O outro assunto sobre o qual eu havia me debruçado com a finalidade de fazer um pronunciamento era a comemoração naquele dia, quinta-feira da semana passada, dos vinte anos da libertação de Nelson Mandela após 27 nos de prisão. Considero Mandela o maior estadista vivo. Acho que ele se transformou num dos maiores homens públicos do século passado ao fazer a transição pacífica de um regime racista para uma democracia multirracial. Sem ele, sem sua grandeza, sem sua imensa capacidade de perdoar, a África do Sul teria mergulhado numa guerra fraticida.

Decidi falar sobre Nelson Mandela. Afinal, na Justiça brasileira, anos após ano, não se vê muita mudança para melhor. Permanece sempre a frustrante sensação de impunidade. É verdade que o recentemente criado Conselho Nacional de Justiça vem apresentando bons serviços à Nação. Mas também é verdade que os processos se arrastam por anos, dando a impressão de que só os que têm bons advogados é que obtêm Justiça neste país.

Pois bem, subi à Tribuna e falei de Nelson Mandela.

Ao descer para o Plenário, fui informado de que o governador de Brasília, José Roberto Arruda, havia sido preso, em conseqüência da Operação Caixa de Pandora.

Não acreditei, Senhor Presidente. Simplesmente, eu não acreditei no que estavam me dizendo.

No entanto, em seguida, fui entrevistado pelos jornalistas, e caí na real, como dizem os jovens. Realmente, o STJ havia dado uma ordem de prisão contra o governador e ele já encontrava recolhido às dependências da Polícia Federal.

Já no gabinete, comentei com meus assessores o que poderia ter ocorrido. Enquanto eu estivesse comentando, na Tribuna, a necessidade urgente de uma Justiça efetiva e eficiente neste país, algum dos Senhores Senadores poderia se levantar para derrubar meu pronunciamento com um simples aparte, informando que o governador do Distrito Federal havia sido preso.
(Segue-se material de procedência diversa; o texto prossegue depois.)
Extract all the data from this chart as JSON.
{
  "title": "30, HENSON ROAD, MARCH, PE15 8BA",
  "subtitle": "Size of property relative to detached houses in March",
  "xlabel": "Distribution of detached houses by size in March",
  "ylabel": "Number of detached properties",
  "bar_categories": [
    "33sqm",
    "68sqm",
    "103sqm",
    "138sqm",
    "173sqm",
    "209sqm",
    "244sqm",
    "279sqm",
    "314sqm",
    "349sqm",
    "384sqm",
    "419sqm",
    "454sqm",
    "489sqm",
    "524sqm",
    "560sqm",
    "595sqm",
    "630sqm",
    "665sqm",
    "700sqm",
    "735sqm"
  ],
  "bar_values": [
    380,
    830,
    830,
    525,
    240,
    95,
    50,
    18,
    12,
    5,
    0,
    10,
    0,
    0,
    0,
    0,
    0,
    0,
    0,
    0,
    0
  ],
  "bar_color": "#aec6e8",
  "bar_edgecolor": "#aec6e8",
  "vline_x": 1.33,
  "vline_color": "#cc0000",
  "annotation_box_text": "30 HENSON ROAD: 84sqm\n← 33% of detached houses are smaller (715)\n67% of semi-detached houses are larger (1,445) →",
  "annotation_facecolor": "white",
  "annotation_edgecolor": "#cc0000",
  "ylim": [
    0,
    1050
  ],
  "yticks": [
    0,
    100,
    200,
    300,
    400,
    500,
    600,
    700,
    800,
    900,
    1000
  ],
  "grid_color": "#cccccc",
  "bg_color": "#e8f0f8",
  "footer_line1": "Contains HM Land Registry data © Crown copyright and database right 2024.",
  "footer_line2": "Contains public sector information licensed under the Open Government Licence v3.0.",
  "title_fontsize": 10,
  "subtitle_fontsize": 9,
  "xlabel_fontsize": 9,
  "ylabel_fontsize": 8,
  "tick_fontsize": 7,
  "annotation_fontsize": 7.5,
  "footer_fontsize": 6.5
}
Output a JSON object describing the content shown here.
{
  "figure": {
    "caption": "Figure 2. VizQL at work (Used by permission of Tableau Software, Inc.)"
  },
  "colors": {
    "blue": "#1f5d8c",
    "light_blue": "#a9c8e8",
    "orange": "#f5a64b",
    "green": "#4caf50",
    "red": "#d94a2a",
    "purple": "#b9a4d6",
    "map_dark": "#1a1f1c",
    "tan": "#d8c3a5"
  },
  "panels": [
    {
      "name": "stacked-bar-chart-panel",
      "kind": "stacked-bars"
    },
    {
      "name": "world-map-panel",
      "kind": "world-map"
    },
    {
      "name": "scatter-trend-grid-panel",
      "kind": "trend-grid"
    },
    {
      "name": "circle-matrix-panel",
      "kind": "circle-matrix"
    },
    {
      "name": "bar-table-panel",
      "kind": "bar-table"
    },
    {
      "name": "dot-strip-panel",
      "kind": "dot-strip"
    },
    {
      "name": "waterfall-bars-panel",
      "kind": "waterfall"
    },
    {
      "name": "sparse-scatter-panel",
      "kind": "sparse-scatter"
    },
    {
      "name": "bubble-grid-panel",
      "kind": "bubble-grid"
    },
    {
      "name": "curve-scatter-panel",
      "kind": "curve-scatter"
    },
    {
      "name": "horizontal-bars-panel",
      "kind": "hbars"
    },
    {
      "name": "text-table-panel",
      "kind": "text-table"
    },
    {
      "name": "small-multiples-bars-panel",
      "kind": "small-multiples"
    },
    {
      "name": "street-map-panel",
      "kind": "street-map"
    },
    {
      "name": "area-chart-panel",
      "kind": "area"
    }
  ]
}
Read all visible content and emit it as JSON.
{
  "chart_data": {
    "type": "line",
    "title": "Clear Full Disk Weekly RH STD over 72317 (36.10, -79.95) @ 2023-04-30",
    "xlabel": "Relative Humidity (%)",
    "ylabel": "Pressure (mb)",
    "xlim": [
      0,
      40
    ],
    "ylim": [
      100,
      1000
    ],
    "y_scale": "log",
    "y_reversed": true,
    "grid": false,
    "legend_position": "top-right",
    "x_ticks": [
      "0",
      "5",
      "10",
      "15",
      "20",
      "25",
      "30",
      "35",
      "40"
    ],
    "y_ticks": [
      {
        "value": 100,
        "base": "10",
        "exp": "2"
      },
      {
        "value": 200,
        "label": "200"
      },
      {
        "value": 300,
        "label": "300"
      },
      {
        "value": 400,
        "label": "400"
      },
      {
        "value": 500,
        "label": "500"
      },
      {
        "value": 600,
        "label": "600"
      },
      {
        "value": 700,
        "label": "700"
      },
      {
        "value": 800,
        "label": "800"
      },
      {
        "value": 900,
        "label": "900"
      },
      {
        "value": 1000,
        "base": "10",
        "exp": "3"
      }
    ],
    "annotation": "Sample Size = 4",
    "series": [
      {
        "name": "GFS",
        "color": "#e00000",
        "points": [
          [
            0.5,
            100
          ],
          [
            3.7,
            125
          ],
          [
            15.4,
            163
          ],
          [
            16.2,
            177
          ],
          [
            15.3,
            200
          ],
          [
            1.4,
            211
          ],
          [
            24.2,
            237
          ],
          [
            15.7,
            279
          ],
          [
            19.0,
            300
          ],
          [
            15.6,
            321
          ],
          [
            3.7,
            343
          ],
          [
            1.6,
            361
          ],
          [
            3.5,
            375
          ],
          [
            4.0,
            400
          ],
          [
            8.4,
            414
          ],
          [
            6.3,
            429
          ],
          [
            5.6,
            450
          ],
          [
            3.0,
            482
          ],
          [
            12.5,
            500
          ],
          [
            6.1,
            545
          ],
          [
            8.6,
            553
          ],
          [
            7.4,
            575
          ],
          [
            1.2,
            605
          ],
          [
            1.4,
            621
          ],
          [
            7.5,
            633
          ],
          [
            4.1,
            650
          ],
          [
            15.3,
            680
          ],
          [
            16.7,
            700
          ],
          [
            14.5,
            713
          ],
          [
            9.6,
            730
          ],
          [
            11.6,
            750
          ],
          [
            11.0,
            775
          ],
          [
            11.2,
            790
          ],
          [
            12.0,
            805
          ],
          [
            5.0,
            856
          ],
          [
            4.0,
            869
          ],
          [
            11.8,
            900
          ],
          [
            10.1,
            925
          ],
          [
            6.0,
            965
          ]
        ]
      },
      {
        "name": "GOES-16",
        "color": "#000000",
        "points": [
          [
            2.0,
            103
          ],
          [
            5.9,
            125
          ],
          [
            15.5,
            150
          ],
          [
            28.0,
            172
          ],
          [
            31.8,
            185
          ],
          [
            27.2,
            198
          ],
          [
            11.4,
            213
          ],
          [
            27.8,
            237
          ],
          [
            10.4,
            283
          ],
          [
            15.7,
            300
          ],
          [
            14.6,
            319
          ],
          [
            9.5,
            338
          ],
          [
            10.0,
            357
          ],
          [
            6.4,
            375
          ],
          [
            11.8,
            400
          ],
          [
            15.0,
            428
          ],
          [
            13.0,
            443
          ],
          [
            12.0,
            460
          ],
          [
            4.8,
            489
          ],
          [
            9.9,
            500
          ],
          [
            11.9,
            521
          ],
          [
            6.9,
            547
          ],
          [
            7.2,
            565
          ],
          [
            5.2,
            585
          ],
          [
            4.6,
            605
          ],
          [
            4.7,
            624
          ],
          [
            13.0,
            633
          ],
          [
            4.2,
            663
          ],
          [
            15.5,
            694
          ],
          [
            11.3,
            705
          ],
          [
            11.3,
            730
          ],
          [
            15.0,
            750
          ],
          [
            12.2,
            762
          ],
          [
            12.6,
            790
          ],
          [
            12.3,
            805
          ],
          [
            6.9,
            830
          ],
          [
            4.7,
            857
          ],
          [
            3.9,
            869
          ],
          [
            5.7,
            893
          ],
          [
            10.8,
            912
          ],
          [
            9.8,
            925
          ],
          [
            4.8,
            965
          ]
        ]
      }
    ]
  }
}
Mais tarde, eu voltei a examinar o pronunciamento que havia preparado sobre a Justiça. Num primeiro momento, pensei em não divulgá-lo mais. No entanto, conclui que o que aconteceu em Brasília, embora sendo um avanço, é apenas um passo em direção a Justiça que queremos. É um grande passo, sem dúvida. Mas é o primeiro.

Assim, aqui estou, hoje para analisar a Justiça brasileira, especialmente no que se refere ao choque entre juizes de primeira entrância e Tribunais Superiores. Faço, agora, portanto, o pronunciamento que poderia ter feito na semana passada. Ao final dele, comentarei a sentença contra o governador de Brasília e as muitas e intrincadas questões políticas levantadas por este fato.

Senhor Presidente, Senhoras e Senhores Senadores: venho hoje a esta Tribuna para tratar de assunto que é um dos mais grave da área pública justo neste momento em que começamos o ano de 2010, ano de disputa presidencial, ano de acirramento dos ânimos políticos, ano de uma eleição que promete ser das mais duras já enfrentadas após a redemocratização.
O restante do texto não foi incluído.